W tym momencie uderzyła go waga tego, co mówi i kompletnie nie wiedział, jak zostanie to odebrane. Zaczął jednak, więc musiał kontynuować. Zresztą... I tak nie zamierzał zostać mistrzem artystą, jak to określił gospodarz. Dziwne było, że w ogóle choć przez chwilę tak o sobie myślał. W końcu był tylko prostym ulicznikiem, niegdyś synem mieszczan-dziś nikim. Co więc mu to może zaszkodzić
-Pędzel jakoś nigdy nie leżał mi w dłoni-kontynuował, spokojniejszy już gdy uświadomił sobie, że wszystko mu jedno-moją domeną jest węgiel i rysunki tym właśnie tworzone. Nie dziwne więc, że Pani nie słyszała o malarzu Pethorze. Z przyjemnością jednak Was naszkicuję, zamiast malować.
Kończąc zdanie ukłonił się, a przynajmniej tak mu się zdawało, baronowej. Uśmiechał się przy tym, teraz już szczerze, i interesowała go bardzo reakcja zgromadzonych na te słowa. W końcu mogło to być odebrane jako ujma dla Gospodyni, skoro ta im nagadała o wielkim malarzu, który będzie tworzył dla nich.

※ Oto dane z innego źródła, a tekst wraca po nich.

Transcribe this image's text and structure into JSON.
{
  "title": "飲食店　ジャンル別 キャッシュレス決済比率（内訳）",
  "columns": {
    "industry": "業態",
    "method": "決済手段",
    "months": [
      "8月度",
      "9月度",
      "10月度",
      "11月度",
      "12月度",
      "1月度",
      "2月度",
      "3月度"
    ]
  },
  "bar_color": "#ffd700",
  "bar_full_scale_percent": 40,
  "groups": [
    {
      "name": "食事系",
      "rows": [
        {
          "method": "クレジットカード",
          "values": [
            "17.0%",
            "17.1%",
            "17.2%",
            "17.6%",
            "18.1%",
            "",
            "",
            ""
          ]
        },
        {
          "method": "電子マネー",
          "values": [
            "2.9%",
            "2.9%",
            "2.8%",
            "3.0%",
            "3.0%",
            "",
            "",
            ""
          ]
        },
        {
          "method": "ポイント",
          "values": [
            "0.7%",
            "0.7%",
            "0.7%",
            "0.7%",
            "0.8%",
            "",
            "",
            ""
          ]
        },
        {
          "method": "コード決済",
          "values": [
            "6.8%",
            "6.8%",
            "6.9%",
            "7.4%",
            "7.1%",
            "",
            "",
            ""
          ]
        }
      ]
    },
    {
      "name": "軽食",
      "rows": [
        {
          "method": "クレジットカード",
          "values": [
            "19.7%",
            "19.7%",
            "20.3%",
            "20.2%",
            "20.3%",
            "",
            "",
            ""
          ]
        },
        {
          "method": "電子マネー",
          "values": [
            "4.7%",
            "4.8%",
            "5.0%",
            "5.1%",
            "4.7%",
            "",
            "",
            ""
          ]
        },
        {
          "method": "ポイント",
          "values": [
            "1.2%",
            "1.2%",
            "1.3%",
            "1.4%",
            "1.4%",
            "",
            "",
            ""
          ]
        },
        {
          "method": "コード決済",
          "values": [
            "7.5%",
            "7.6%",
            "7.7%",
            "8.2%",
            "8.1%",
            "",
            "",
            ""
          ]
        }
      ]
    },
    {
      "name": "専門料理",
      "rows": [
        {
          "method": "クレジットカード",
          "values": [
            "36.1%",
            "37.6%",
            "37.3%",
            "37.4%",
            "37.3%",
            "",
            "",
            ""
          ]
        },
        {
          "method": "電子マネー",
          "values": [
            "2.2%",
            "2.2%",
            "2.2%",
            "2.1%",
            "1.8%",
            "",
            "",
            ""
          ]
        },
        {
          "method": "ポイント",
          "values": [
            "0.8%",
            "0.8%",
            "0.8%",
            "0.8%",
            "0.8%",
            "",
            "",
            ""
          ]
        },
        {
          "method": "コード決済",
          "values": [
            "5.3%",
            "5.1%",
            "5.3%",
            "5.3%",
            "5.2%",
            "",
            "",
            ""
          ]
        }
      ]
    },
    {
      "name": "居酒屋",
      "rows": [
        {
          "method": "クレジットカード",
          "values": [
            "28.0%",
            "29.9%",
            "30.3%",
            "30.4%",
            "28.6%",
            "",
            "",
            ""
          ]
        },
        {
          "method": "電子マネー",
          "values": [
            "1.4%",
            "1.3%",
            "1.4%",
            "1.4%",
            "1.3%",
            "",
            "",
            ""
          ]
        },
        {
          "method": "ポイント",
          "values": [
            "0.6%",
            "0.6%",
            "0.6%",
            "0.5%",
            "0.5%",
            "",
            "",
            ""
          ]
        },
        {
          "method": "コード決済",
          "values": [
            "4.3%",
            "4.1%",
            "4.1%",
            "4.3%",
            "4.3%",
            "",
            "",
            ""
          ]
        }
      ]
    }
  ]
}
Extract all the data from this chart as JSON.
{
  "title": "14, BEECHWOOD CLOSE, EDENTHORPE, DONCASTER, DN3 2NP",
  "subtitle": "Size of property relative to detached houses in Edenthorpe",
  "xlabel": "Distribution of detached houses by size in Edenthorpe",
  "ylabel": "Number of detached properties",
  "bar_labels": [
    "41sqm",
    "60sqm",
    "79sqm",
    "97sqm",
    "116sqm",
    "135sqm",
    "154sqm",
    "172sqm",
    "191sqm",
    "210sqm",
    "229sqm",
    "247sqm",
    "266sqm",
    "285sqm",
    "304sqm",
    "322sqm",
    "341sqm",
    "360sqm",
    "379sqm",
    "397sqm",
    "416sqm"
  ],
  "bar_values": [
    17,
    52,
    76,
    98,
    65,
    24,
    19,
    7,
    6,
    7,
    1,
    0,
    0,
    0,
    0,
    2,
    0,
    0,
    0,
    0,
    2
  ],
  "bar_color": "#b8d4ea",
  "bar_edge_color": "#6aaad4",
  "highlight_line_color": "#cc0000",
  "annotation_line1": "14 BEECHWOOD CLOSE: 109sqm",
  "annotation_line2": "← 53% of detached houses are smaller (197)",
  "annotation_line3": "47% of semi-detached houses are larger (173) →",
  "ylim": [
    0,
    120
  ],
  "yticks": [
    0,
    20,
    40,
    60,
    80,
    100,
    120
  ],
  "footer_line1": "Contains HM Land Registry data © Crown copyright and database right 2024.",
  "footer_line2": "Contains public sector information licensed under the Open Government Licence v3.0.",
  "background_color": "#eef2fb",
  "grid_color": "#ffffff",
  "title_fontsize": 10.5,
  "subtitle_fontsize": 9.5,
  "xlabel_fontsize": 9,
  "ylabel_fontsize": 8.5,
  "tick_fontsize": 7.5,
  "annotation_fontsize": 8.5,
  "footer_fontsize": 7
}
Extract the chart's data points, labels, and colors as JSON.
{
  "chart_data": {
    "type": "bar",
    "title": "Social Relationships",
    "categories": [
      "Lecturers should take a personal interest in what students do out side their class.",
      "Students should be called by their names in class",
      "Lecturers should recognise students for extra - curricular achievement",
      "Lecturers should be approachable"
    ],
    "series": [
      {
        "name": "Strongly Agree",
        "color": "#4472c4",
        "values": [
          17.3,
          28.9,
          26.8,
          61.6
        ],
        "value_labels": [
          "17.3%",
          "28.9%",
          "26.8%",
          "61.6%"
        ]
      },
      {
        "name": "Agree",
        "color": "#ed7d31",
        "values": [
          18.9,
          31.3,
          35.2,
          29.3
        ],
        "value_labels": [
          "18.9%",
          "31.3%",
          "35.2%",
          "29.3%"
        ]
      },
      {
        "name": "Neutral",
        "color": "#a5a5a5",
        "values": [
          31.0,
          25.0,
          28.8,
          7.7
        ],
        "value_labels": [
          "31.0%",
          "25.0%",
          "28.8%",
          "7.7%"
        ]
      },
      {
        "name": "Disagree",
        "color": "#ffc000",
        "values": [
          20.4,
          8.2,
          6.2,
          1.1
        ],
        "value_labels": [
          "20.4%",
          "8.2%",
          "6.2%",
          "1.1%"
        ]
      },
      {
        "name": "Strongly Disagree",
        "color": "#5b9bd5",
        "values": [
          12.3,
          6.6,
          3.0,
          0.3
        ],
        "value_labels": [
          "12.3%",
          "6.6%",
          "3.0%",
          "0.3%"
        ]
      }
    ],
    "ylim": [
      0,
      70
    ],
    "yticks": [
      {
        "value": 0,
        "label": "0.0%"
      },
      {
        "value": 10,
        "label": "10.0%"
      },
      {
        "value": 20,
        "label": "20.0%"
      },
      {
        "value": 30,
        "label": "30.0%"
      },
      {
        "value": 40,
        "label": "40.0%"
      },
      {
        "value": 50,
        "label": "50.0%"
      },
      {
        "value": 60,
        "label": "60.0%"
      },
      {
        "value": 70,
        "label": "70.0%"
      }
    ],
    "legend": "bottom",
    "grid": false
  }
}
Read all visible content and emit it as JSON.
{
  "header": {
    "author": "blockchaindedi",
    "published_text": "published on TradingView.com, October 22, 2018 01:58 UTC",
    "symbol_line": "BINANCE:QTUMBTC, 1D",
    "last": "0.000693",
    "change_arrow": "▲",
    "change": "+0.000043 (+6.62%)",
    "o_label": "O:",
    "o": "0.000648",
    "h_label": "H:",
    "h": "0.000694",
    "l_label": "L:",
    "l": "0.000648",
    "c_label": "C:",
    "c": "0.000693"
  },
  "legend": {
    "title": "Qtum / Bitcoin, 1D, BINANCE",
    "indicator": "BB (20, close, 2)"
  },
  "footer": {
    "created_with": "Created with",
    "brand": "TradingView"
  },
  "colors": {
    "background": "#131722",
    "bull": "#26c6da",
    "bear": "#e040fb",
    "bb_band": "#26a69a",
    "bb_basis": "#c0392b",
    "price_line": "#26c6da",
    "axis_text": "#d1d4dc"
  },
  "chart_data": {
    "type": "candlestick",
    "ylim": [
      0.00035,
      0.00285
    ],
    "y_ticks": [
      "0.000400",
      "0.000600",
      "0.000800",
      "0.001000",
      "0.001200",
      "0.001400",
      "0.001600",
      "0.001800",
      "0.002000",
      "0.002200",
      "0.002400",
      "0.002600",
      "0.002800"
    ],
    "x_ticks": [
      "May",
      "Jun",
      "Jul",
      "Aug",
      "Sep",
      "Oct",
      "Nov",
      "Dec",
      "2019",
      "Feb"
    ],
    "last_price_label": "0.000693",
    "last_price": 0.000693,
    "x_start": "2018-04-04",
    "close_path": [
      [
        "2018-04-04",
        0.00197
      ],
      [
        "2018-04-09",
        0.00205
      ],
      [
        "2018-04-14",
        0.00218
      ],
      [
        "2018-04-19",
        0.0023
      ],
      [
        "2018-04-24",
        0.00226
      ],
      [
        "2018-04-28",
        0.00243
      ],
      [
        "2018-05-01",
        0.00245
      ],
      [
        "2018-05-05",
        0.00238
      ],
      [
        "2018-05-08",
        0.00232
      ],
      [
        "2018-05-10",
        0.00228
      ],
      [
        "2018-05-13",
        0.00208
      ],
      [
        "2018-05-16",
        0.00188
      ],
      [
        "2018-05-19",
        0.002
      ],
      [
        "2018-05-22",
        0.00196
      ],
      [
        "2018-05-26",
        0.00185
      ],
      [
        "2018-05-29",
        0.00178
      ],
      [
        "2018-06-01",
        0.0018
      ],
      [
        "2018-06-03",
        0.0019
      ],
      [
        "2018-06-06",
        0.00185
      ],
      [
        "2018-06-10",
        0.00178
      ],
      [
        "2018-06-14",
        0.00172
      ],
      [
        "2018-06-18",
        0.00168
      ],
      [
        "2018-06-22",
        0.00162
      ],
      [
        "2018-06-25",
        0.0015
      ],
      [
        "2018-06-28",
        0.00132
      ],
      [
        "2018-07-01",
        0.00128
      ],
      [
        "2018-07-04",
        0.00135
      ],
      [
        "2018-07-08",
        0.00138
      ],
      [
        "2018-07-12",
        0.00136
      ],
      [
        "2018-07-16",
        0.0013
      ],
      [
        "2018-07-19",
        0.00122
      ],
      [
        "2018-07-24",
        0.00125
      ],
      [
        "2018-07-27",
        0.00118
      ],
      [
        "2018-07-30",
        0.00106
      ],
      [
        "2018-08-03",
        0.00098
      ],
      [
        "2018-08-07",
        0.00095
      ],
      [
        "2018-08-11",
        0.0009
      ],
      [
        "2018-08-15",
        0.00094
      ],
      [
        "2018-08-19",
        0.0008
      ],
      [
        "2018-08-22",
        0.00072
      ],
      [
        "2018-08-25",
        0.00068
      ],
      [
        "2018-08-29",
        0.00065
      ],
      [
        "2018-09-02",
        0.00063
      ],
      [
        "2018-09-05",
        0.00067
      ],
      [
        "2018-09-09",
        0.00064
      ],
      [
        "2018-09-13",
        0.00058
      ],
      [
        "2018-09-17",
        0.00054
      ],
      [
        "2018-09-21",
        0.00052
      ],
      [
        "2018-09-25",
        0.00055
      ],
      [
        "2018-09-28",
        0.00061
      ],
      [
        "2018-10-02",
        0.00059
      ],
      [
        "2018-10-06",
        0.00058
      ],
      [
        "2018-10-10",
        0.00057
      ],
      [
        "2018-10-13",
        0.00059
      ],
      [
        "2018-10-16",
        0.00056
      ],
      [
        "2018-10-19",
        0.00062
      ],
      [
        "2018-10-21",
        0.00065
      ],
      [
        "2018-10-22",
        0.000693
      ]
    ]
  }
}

-Węgiel jednak jest lepszy do takich celów, bo rysunek zaraz po ostatnim pociągnięciu jest gotowy do prezentacji i nikt nie pobrudzi się niezaschniętą farbą. Jest to też zdecydowanie szybsza technika, więc nie trzeba nazbyt długo odrywać się od przyjemności balowych.